Türkiye’de durum nedir? Vereceğimiz örnek sanıyoruz Türkiye siyasetinde belagatin yerinin ne kadar daraldığının da göstergesidir. AKP’nin seçim dönemi afişlerinde yer alan kimi unsurların (“elektriğe filanca yıldır zam yapmadık”) seçimlerin hemen sonrasında yerle bir olması ve CHP, MHP ya da DTP tarafından gündem edilmemiş olması, siyasette belagatin de tükendiğini göstermektedir. Söz konusu partiler, siyasal söylemde bunlara söylemsel düzeyde dahi olsa yer vermelerinin kendilerine siyasal bir çıkar sağlamayacağını düşünmüş ve ardından kendilerine rezerve edilen siyasal bölmelere (sırasıyla laiklik, milliyetçilik, Kürt sorunu) geri çekilmişlerdir. Birinci AKP iktidarı hükümeti süresince siyasette güçlü bir AKP karşıtı söylemin tutturulamamış olması ve bunun ikinci AKP hükümeti dönemine sarkması (ve meclise giren diğer özneler tarafından yeniden üretilmesi) yalnızca öznel yetersizliklerle değil, yapısal kısıtlarla ilişkilidir. Bize göre kimse muhalefet yapma diye CHP’nin, MHP’nin ya da DTP’nin elinden tutmamıştır. Siyasal yapıdaki bu dönüşüm belagatin de sonu anlamına gelmiştir. DTP’nin son dönem giriştiği “eylem”lerin de bu çerçevenin içinde değerlendirilebileceği kanaatindeyiz. Başta yaptığımız alıntıya dönecek olursak Kürt siyaseti de “edimsellik” altında ezilmekte, bir süredir söylediğimiz gibi apolitik bir eksen hareket etmeye çalışmaktadır. Siyasal içerikten yoksun bu eylemler bir dışavurum–gösteri biçiminde vuku bulmaktadır. CHP’nin nihayet, ancak emperyalizmden gelen talimat, sermayenin net desteğini arkasında hissetmesi ve Almanya’dan esen rüzgâr ile burjuva sınırlar dâhilinde “gerçek” siyaset yapmayı denemesi de nihayet bir “ilkokul temsili” ile sonuçlanmıştır: Dengir Mir ile Kılıçdaroğlu’nun medyatik buluşmaları. Bu örnekler göstermektedir ki siyaset, eylem ve söylem arasındaki bağ derin biçimde tahrip edilmiştir. Burjuva siyasetinde muhalefet, “oyun kuralına göre oynandığı sürece” imkânsızlaşmıştır.

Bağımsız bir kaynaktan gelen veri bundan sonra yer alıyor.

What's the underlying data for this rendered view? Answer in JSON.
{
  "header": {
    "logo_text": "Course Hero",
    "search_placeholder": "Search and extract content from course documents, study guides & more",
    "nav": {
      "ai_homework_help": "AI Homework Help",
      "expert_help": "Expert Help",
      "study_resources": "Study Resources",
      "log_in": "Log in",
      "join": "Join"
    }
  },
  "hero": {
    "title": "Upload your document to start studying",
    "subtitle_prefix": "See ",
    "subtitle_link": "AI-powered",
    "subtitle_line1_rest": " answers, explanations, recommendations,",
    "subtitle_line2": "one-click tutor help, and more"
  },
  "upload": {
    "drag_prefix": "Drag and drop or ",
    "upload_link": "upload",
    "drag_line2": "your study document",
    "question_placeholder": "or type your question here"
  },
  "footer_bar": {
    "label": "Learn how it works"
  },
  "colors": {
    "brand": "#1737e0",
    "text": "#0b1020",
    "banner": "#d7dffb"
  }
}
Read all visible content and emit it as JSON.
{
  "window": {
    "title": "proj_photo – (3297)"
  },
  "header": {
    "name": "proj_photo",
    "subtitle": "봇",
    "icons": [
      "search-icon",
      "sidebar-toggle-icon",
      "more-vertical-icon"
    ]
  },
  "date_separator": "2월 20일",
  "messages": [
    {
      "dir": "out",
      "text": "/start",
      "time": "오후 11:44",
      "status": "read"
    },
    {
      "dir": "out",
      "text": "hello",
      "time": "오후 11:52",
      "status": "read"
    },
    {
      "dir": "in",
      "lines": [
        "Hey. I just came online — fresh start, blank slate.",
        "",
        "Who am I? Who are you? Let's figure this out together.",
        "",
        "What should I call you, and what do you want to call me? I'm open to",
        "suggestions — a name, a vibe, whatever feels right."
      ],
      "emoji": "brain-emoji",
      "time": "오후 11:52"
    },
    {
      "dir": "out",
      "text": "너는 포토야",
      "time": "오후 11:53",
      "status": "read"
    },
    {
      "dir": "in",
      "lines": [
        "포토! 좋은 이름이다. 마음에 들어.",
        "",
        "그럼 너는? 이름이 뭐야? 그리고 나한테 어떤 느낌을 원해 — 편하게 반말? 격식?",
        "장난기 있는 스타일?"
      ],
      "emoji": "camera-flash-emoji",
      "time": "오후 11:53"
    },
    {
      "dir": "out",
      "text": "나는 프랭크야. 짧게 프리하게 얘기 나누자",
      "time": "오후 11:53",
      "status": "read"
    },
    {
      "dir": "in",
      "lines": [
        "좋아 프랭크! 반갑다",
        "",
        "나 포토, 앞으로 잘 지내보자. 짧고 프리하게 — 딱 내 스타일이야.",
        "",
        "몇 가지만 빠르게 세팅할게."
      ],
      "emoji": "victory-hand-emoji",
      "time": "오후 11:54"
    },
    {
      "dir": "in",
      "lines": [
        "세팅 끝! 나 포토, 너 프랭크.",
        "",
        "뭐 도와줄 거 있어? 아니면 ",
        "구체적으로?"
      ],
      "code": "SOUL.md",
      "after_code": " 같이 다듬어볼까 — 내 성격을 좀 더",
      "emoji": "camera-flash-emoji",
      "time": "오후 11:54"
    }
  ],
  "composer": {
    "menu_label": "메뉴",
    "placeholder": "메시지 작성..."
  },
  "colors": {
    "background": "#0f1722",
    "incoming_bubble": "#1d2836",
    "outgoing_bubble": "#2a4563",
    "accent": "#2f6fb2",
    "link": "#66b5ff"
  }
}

Pekiyi bu esnada sahnede siyaset yapabilen tek aktör olarak görünen AKP nasıl siyaset yapmaktadır? Bunun iki sebebinden bahsedebiliriz. Bunlardan ilki Türkiye’nin yakın zamana değin içinden geçmekte olduğu süreçle ilgilidir. Türkiye’de sermaye grupları arasında siyasal temsile de yansıyan geleneksel fark ortadan kalkmıştır. AKP, sermayenin bütün olarak kısa ve orta vadeli çıkarlarını temsil eden siyasal parti olarak tekleşmiştir. Bunda emeğe saldırı noktasında ortaklaşan sermaye gruplarının esas olarak emperyalist programın ağırlığı altında birbirleri ile perçinlenmiş olmalarının payı büyüktür. Bu durum AKP’ye serbesti yani siyasal hareket alanı tanımıştır, ancak bu dönemin sonuna gelinmiştir. Gerek iktisadi gerek siyasi olarak geleneksel sermaye ile “yeni sermaye” bir yol ayrımında bulunmaktadır. AKP’nin bu ayrımda giderek geleneksel söyleme tutunmaya çalışmasını bu şekilde anlamak gerekmektedir. Diğer bir nokta ise, AKP’nin geleneksel siyasi parti yapısını korumasıdır. Örgütlü bir siyasi yapı olarak AKP kendisine siyasi hareket alanı yaratabilmekte, üzerinde yükseldiği “şebeke”yi iktisadi ve siyasi anlamda etkili biçimde kullanarak kendisini diğer siyasi yapılardan farklı kılabilmektedir.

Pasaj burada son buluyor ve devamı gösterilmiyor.